Die Finanzbranche übte scharfe Kritik an der Geldpolitik der Notenbank. "Es ist vollkommen unnötig, dass die EZB den Geldhahn heute noch weiter aufgedreht hat. Die Notenbank überzeichnet die Deflationsrisiken", erklärte Michael Kemmer, Hauptgeschäftsführer des privaten Bankenverbandes BdB. Aktuell präge vor allem der immer noch niedrige Ölpreis die Teuerungsrate. Der sei aber in den vergangenen vier Wochen wieder um 40 Prozent gestiegen. Auch Nordea-Volkswirt Sandte hält das Festhalten der EZB an einem Inflationsziel von zwei Prozent für übertrieben: "Rechnet man den Ölpreis-Effekt raus, liegt die Inflation bei einem Prozent. Eigentlich müsste die EZB bei ihrem Inflationsziel umdenken."

Die Notenbanker blieben hart

Doch die Notenbanker bleiben hart. "Der Rat erwartet, dass die Leitzinsen für längere Zeit auf dem jetzigen oder einem noch niedrigeren Niveau liegen werden", erklärte EZB-Präident Mario Draghi in Frankfurt. Er und einige Kollegen im Rat der Zentralbank wollen vor allem die Gefahr einer Deflation bekämpfen, bei der niedrige Preise noch geringeren Konsum, ein Nachlassen von Produktion und Investitionen und damit schwächeres Wachstum und höhere Arbeitslosigkeit zur Folge haben könnten. Nach Einschätzung der EZB werden die Verbraucherpreise in diesem Jahr nur um durchschnittlich 0,1 Prozent steigen. Diese Prognose liegt deutlich unter der Schätzung aus dem Dezember, als die EZB-Experten noch eine Rate von einem Prozent erwartet hatten. Für 2017 senkte die Zentralbank ihre Voraussage von 1,6 auf 1,3 Prozent gesenkt, für 2018 rerwartet sie 1,6 Prozent Inflation.

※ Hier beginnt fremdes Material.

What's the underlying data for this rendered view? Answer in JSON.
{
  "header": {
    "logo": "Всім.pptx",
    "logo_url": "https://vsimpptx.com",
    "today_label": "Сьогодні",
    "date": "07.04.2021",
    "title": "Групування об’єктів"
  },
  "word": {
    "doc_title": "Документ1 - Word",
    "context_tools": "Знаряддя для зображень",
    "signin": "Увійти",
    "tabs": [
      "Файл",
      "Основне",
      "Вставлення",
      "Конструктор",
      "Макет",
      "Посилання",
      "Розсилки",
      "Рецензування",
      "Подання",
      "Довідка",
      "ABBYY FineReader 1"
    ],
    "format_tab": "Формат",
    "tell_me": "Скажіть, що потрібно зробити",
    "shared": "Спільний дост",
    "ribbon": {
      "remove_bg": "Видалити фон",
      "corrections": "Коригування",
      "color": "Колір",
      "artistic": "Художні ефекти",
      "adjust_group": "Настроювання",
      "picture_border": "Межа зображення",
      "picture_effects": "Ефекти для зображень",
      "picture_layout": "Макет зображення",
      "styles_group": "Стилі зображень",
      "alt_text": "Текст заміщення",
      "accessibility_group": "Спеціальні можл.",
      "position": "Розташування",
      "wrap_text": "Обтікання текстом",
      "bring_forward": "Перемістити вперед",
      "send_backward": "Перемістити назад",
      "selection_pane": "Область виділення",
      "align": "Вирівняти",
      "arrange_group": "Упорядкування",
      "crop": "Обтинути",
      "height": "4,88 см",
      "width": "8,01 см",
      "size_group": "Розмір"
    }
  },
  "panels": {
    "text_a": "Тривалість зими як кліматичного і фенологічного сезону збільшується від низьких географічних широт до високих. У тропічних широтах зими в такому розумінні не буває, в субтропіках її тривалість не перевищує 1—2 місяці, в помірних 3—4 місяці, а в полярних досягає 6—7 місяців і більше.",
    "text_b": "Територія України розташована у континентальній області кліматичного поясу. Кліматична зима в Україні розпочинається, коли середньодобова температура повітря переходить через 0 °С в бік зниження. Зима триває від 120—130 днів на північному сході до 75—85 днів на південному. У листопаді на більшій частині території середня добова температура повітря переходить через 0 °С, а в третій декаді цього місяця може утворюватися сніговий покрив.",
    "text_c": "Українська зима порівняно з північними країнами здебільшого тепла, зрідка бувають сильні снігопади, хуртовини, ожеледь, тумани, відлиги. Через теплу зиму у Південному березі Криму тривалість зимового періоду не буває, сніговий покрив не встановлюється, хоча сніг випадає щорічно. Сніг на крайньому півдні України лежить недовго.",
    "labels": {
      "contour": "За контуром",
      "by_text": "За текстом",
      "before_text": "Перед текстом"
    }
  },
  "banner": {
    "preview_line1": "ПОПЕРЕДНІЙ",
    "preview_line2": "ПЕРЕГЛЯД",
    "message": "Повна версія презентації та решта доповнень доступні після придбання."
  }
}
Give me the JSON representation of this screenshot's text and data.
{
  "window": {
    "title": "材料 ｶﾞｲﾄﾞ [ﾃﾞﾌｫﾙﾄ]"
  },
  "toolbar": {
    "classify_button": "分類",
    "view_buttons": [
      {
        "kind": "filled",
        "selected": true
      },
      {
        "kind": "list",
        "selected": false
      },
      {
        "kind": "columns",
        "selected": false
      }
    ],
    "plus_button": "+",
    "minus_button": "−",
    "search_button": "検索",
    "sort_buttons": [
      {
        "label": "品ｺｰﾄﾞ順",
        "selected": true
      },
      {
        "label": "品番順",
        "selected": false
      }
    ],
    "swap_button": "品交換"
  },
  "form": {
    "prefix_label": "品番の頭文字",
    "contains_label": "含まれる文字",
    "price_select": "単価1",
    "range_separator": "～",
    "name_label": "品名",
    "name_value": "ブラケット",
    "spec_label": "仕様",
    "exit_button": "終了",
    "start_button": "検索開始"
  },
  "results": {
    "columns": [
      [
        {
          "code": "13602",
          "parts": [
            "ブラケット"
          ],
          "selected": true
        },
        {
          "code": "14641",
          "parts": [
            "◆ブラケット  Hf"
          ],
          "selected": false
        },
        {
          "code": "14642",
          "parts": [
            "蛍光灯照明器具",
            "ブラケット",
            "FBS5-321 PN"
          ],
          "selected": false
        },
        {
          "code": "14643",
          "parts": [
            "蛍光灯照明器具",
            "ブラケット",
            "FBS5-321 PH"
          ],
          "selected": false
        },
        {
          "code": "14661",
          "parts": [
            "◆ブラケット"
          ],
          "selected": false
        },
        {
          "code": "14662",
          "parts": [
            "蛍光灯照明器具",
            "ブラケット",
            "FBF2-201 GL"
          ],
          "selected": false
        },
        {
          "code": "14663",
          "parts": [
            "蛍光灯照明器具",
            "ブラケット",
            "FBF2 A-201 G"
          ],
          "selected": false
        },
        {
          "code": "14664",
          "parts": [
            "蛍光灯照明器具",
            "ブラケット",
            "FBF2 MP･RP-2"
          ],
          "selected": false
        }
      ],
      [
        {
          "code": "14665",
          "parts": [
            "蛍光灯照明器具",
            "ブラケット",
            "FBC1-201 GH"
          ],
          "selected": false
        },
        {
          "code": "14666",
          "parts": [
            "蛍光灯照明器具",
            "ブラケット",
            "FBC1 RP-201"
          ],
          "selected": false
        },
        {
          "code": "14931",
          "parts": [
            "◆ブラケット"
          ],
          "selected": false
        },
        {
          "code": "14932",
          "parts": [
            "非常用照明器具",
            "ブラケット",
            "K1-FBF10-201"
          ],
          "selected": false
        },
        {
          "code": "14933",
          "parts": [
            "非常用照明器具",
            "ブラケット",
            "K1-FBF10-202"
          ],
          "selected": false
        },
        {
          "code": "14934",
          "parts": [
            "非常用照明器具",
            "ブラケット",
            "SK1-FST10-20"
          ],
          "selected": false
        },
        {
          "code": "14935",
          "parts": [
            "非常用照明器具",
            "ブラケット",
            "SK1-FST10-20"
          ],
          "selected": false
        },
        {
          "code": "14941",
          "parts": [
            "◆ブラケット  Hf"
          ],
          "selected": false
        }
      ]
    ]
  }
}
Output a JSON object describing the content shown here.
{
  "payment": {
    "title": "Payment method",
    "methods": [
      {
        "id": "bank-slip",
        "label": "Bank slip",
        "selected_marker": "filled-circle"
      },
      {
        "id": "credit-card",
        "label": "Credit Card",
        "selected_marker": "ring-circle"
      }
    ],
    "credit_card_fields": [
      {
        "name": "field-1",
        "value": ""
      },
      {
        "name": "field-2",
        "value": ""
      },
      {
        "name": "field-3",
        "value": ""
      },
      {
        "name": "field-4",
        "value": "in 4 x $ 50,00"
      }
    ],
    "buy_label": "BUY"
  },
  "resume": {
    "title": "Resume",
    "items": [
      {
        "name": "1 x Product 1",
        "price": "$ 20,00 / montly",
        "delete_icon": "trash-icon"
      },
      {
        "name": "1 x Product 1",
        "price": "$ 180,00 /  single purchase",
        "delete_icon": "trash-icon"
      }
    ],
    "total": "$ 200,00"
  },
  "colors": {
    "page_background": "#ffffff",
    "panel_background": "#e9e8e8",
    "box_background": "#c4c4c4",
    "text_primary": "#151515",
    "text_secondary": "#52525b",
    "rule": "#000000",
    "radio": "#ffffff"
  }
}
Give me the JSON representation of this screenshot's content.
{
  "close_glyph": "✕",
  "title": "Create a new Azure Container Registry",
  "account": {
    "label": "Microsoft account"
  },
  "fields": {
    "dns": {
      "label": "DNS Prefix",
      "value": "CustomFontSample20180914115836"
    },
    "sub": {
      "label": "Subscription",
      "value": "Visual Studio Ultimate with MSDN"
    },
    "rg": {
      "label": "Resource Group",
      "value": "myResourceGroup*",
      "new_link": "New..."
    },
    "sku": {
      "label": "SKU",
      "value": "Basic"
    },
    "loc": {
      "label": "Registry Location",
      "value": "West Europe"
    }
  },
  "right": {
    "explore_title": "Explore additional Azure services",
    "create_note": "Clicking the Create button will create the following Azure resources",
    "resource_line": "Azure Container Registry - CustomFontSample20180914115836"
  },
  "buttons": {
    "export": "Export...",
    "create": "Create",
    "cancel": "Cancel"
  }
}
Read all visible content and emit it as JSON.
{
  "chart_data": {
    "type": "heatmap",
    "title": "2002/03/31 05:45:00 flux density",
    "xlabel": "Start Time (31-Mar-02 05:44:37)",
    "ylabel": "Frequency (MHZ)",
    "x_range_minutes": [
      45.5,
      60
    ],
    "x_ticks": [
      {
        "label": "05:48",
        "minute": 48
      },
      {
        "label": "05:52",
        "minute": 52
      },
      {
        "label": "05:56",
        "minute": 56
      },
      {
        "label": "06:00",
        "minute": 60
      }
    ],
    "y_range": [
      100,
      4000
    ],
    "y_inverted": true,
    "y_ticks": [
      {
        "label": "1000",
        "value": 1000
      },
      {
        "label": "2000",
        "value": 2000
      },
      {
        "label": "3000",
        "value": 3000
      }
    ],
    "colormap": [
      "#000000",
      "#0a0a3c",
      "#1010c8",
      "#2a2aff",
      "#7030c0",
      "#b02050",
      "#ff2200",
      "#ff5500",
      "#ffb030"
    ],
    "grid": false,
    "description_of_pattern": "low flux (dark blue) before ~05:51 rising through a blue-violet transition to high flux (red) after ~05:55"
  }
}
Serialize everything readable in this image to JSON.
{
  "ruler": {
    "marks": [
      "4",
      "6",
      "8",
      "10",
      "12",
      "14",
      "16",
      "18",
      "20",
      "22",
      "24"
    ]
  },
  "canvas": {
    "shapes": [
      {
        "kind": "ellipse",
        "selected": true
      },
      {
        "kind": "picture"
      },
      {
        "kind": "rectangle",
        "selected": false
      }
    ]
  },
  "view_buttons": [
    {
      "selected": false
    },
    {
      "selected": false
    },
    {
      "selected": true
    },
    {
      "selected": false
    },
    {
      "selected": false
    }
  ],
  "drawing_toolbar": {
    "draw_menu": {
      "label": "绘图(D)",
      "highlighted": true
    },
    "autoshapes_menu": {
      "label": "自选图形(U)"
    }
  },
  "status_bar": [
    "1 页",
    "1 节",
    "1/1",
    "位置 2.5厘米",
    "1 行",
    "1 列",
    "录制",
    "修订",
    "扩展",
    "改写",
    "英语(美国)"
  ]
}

Bisher sind die geldpolitischen Maßnahmen aus Frankfurt allerdings weitgehend verpufft. Gleichzeitig fürchten Beobachter negative Folgen an anderen Märkten. Der Dax fiel am Donnerstag zwar nach einem Zwischenhoch bei knapp 10.000 Punkten am Ende um 2,3 Prozent. Eine Spekulationsblase ist trotzdem nicht ausgeschlossen. Es wird nämlich befürchtet, dass die Nullzinspolitik auf längere Sicht Preisblasen an den Aktien- und Immobilienmärkten auslösen könnte, ähnlich wie in den USA im Vorfeld der internationalen Finanzkrise vor knapp zehn Jahren. Der Euro fiel gestern als Folge der Entscheidung vorübergehend auf weniger als 1,09 Dollar.